How cordial was the tone in which he spoke! Johanna's eyes filled; how could she know that his 'pressing business' was a breakfast with some gay companions? Much moved, she held out her hand to her cousin. Otto pressed it to his lips.

"Au revoir in Dönninghausen!" he said, and went.

"Au revoir," she rejoined, half involuntarily; and, as the door closed behind his tall figure, she all but asked herself whether the events of the last half-hour had not been a dream. How could she feel thus nearly related to a man of whose existence she had been so short a time before unconscious? 'Strange force of kinship!' she said to herself.

Meanwhile, Lisbeth had seized upon the large envelope lying upon the table, and was trying to spell out the address.

"What a funny letter! Is it to you? Why is there no 'Fräulein' on it?" she asked, handing the letter to her sister, who observed for the first time that the envelope was addressed 'To my grand-daughter Johanna.'

She now remembered that letters from Dönninghausen to her mother had always been sent in an enclosure, and the address only of the envelope within had been written by her grandfather, and had always been 'To my daughter Agnes.' The Freiherr could not bring himself to write the hated name of the actor.

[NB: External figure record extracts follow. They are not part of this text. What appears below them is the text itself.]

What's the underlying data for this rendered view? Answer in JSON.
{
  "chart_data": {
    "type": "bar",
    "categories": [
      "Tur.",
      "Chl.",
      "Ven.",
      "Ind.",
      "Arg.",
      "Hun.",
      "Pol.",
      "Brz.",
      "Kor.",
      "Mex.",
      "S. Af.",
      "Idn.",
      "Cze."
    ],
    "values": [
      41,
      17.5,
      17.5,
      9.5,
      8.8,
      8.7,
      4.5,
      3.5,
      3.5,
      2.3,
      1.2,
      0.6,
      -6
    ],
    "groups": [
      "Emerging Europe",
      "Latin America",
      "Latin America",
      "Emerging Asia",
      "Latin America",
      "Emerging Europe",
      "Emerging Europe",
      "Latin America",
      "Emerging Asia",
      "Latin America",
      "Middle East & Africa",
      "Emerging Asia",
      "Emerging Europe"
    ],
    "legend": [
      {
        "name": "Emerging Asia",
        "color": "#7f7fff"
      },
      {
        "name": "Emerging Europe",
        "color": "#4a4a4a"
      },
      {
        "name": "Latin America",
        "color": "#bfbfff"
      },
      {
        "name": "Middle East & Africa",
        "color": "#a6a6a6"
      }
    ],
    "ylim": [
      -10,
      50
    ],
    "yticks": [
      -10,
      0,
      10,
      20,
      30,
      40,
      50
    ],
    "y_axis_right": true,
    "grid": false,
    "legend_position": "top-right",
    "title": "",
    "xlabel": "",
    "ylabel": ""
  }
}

With a sigh, Johanna broke the seal and read:

"My dear Child,—Now that you are, as I learn, an orphan indeed, it seems to me a matter of course that you should come as soon as possible to your natural home,—that is, to my house. Write to me when you intend to start, that I may send you a suitable escort.

"Your affectionate grandfather,

"Johann Heinrich v. Dönninghausen."

Johanna's hands fell by her sides. Not one word of pity for her loss, of sympathy for the death of the famous artist, or of welcome for the unknown grandchild. No, she could never find a home in a house where her father's name was despised!